53.5 by 68.6 cm, York Art Gallery

The Wrestlers is an oil painting on millboard by English artist William Etty, painted around 1840 and currently in the York Art Gallery, in York, England. It depicts a wrestling match between a black man and a white man, both glistening with sweat and under an intense light emphasising their curves and musculature. While little documentation of the painting exists prior to 1947, it is likely that it was painted over a period of three evenings at the life class of the Royal Academy.

The Royal Academy had moved to new premises in Trafalgar Square in 1837, and the studio used by the life class was cramped and hot, a fact thought to account for the sweatiness of the central figures. Etty was best known for his painting of nude or near-nude women in historical and mythological settings but had also painted men involved in various forms of combat.

In the period in which The Wrestlers was painted, sports were becoming increasingly popular, and the painting is both a reflection of this trend and a part of the English tradition of copying poses from classical Hellenistic works. It was also a time of change in the British attitude to race relations. Etty in this period was generally making a conscious effort to illustrate moral lessons in his work, and it is not clear whether he chose the topic as a form of social commentary or simply because the contrast between the black and white flesh tones was visually striking.

Although The Wrestlers was probably exhibited as part of a major retrospective of Etty's work in 1849, it then went into a private collection and was not publicly exhibited again for almost a century. In 1947 it was put on sale; with little interest from commercial galleries owing to its subject, it was bought for the bargain price of 30 guineas by the York Art Gallery, where it remains. The painting formed a part of major exhibitions in 2002 and 2011–12.

==Background==
William Etty (1787–1849), the seventh son of a York baker and miller, had originally been an apprentice printer in Hull, but on completing his seven-year apprenticeship in 1805 moved to London to become an artist. In January 1807 he was admitted to the Royal Academy Schools as a probationer, and in July of that year became a student of renowned portrait painter Thomas Lawrence, studying under him for a year.

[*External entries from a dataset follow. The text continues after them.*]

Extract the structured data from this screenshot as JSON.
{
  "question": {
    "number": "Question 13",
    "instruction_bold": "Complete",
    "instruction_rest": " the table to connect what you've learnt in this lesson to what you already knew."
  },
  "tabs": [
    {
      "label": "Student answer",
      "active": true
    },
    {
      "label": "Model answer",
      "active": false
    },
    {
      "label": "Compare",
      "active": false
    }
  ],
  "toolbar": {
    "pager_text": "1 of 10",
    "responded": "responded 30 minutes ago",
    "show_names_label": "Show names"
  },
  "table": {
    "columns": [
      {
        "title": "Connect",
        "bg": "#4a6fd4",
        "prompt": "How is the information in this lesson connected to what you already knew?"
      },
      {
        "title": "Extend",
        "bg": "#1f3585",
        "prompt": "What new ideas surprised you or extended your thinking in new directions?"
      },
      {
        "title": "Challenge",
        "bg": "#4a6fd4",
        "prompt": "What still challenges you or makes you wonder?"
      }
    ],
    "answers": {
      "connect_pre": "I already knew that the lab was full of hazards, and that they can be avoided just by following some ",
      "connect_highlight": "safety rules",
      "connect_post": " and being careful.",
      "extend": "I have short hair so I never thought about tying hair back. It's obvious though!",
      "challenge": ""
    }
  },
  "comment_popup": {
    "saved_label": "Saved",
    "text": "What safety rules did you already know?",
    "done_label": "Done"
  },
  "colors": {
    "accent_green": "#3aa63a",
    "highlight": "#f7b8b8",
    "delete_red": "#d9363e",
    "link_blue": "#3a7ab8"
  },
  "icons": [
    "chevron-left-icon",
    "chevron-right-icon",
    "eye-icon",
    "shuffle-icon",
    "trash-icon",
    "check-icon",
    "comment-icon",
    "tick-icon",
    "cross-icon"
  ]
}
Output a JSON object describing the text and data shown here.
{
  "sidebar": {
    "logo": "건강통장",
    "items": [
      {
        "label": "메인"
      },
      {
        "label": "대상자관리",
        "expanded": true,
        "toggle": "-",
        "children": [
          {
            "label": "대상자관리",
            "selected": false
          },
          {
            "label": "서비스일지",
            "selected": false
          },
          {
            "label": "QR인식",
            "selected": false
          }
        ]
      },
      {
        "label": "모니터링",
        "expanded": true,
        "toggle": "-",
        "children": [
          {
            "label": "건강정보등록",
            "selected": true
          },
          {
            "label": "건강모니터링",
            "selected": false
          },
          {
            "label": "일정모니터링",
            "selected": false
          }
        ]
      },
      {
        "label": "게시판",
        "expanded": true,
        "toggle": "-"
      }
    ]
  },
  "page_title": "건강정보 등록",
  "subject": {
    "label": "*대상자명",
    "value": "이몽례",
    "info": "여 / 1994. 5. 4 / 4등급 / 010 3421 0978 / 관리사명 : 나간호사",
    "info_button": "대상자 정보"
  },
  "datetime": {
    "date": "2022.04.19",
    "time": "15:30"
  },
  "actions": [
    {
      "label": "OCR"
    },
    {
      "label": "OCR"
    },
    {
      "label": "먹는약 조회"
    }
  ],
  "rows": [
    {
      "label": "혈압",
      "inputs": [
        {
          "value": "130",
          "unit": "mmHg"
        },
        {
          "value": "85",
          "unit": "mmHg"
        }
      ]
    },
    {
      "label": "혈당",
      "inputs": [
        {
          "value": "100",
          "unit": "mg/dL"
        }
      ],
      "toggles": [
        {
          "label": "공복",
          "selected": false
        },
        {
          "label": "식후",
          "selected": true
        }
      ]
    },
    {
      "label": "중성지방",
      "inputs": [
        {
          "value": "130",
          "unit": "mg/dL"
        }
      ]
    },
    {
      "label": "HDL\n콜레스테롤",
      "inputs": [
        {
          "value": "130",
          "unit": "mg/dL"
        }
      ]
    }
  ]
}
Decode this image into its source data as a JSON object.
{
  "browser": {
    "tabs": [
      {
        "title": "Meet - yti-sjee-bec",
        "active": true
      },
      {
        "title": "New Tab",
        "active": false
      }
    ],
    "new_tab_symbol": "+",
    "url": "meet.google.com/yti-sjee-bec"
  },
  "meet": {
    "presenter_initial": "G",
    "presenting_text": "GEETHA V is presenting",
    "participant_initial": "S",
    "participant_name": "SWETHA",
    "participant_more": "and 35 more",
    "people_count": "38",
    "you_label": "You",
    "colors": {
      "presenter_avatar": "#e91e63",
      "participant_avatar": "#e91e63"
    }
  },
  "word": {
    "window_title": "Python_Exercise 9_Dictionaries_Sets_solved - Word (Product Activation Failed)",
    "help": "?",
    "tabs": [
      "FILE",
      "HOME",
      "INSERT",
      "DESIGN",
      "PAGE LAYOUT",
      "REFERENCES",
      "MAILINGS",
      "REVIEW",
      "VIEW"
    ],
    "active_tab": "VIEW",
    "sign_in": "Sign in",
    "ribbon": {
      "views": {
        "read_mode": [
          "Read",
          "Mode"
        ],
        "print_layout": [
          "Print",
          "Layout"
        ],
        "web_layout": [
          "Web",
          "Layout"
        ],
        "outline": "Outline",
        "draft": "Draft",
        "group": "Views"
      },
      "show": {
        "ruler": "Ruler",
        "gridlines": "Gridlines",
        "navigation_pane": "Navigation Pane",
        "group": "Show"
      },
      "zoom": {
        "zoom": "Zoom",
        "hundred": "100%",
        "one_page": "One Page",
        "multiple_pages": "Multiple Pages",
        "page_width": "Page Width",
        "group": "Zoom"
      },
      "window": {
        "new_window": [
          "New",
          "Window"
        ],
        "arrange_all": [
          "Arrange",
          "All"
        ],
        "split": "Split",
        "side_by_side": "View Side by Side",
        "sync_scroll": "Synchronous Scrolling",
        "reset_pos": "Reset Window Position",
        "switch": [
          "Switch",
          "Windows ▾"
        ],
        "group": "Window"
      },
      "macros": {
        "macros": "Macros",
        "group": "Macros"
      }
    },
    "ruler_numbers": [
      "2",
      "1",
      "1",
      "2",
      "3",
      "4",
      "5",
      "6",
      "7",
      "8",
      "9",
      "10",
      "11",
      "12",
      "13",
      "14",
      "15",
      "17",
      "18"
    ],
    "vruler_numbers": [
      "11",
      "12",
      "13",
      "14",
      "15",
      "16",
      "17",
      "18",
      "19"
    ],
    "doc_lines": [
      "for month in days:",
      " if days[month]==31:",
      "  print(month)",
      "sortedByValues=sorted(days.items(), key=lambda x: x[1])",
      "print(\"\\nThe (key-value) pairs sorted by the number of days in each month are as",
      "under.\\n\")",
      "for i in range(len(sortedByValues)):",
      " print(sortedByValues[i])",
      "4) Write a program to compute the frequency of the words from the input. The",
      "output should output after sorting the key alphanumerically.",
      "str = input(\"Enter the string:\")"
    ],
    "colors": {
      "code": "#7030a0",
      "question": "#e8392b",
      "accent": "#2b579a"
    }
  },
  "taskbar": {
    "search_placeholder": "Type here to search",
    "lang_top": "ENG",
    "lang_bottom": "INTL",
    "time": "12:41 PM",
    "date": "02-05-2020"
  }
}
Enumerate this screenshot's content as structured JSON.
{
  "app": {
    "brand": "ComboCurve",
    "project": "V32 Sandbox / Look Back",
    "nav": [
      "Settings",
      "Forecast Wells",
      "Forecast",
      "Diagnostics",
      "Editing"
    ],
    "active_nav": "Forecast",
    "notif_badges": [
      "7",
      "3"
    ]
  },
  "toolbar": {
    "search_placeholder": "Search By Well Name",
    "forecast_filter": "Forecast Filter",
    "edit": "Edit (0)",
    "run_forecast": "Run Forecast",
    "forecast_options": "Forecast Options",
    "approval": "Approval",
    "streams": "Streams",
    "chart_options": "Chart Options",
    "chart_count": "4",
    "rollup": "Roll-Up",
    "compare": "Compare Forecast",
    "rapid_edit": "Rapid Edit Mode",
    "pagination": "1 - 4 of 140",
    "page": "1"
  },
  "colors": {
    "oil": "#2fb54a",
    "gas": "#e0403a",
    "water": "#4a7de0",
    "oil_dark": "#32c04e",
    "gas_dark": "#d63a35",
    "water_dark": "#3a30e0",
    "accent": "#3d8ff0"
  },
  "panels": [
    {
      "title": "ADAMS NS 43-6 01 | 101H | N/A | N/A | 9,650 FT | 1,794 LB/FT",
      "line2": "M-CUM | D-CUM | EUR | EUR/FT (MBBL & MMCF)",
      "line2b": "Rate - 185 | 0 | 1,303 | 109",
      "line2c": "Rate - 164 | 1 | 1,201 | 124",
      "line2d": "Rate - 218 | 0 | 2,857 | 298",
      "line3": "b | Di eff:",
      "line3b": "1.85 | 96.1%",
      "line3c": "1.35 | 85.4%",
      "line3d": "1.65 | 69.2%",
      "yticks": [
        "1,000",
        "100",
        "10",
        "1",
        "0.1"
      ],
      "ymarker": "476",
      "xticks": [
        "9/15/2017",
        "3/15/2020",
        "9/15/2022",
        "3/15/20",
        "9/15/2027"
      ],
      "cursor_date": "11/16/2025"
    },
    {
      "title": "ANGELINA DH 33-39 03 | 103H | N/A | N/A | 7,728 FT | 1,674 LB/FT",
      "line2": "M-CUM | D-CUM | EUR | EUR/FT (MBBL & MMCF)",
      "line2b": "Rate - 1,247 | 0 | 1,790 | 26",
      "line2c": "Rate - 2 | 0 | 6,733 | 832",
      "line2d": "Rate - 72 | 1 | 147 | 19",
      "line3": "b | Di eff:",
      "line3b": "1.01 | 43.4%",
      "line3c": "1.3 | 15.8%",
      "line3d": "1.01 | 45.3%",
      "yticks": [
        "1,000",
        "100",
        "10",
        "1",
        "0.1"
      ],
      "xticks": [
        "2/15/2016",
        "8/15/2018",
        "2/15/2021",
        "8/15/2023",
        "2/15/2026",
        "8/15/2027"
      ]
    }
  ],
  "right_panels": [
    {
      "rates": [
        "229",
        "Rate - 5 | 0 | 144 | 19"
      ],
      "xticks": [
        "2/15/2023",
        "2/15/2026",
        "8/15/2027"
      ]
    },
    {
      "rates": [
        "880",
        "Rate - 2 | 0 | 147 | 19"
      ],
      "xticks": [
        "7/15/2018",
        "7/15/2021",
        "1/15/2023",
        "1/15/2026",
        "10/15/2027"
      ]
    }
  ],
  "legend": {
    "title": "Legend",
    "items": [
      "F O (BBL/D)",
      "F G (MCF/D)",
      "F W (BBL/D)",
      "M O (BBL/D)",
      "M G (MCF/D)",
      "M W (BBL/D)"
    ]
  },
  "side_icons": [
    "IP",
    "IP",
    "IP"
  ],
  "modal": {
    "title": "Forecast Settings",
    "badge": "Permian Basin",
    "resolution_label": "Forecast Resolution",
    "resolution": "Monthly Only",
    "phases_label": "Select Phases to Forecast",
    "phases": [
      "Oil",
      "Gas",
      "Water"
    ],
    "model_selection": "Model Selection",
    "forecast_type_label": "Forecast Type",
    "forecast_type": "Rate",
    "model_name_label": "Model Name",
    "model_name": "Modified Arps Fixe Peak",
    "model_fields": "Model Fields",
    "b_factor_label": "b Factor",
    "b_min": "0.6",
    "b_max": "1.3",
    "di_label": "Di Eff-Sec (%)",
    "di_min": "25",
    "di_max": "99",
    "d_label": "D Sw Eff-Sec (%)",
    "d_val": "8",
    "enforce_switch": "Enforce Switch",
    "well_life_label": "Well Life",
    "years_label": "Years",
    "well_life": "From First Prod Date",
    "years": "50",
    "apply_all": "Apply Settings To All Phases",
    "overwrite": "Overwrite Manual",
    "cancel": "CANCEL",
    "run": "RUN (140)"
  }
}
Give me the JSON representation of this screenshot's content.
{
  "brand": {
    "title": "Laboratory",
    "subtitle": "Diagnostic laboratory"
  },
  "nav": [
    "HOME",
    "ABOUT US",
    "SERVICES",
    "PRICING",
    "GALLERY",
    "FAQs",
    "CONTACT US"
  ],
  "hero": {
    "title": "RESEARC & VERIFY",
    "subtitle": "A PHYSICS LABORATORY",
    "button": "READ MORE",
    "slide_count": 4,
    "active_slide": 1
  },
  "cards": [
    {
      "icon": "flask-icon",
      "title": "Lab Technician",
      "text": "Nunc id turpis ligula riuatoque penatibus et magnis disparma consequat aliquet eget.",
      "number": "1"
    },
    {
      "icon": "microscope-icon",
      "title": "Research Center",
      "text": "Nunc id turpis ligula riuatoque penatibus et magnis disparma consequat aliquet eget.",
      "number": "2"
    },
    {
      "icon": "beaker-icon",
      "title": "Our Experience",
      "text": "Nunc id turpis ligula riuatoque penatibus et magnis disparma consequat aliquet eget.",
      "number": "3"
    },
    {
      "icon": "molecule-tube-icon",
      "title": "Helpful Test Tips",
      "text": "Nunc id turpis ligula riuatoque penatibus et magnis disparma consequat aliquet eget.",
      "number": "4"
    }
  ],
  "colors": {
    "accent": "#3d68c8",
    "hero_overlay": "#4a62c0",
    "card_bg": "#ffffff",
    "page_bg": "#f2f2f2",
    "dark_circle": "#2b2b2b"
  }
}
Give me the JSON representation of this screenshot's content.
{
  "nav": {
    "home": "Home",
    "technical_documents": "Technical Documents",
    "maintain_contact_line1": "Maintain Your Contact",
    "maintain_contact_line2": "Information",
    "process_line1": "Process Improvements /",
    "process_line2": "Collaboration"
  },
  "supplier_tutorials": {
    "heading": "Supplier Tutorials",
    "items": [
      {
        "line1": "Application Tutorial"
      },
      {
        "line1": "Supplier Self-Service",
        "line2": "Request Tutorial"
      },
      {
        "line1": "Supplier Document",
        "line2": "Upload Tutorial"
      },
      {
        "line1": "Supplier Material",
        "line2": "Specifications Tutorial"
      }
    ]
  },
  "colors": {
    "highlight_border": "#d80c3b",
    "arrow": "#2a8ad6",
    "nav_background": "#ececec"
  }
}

Strongly influenced by the works of Titian and Rubens, Etty became famous for painting nude figures in biblical, literary and mythological settings. He became well-respected for his ability to capture flesh tones accurately in painting, and for his fascination with contrasts in skin tones. Many of his peers greatly admired his work, and in February 1828 he defeated John Constable by 18 votes to five to become a full Royal Academician, at the time the highest honour available to an artist.

Between 1820 and 1829 Etty exhibited 15 paintings, of which 14 depicted nude figures. While some nude paintings by foreign artists existed in private collections in England, the country had no tradition of nude painting and the display and distribution of nude material to the public had been suppressed since the 1787 Proclamation for the Discouragement of Vice.

Etty was the first British artist to specialise in the nude, and the prurient reaction of the lower classes to these paintings caused concern throughout the 19th century. Although his portraits of male nudes were generally well received, (Note: Etty's male nude portraits were primarily of mythological heroes and classical combat, genres in which the depiction of male nudity was considered acceptable in England.) many critics condemned his recurrent depictions of female nudity as indecent.

==Composition==

In my time, as a Student, I have known him set three or four models together. Now, it was a group of Graces; now, a composition of two or three Gladiators. Sometimes, a dark man or tawny female was introduced, for picturesque contrast with a fair form of the same sex.
— Maclise on Etty's arrangement of models at the Royal Academy life class

The Wrestlers is an oil study from life, depicting a black and a white wrestler grappling. Although at first glance the white wrestler appears to be dominant, the figures are in fact equally matched; this was unusual for the time, as it was a common belief in Britain in this period that black people were physically weaker than whites. Showing the subjects under bright light, the painting is a combination of intense juxtapositions between intimacy and violence, dark and light skin, and hard and soft surfaces. The black wrestler is naked; the white wrestler wears a loincloth, although it is possible that this was added after Etty's death. The intense light casts deep shadows, emphasising the curves and musculature of the wrestlers' bodies, as the skin of the two combatants is stretched and distorted under the pressure of the grapple. The figures are set against a dark green curtain and a brown wall, rather than in a wrestling ring.

The identity of the wrestlers is not known. Alison Smith, Lead Curator of British Art to 1900 at Tate, speculates that the white figure may have been John Wilton of Somerset, who had possibly been the model for Little John in Daniel Maclise's 1839 Robin Hood and His Merry Men Entertaining Richard the Lionheart in Sherwood Forest. (Note: "A Working Artist", writing anonymously in The Art-Union in 1841, described Wilton as "a 'Zummurzetshire man' but with such a head, face, and beard, as would have rejoiced Salvator. This gentleman has for some years cultivated his mustachios and his vegetables at the same time, of both of which he has a prolific crop.") The figures glisten with sweat. Art historian Sarah Victoria Turner speculates that this is not simply for dramatic effect, but reflects the fact that after the Royal Academy's 1837 move to its new building in Trafalgar Square the studio used by the life class was a cramped and poorly ventilated room lit by gaslight, which when crowded with students and with the lights on could become extremely hot.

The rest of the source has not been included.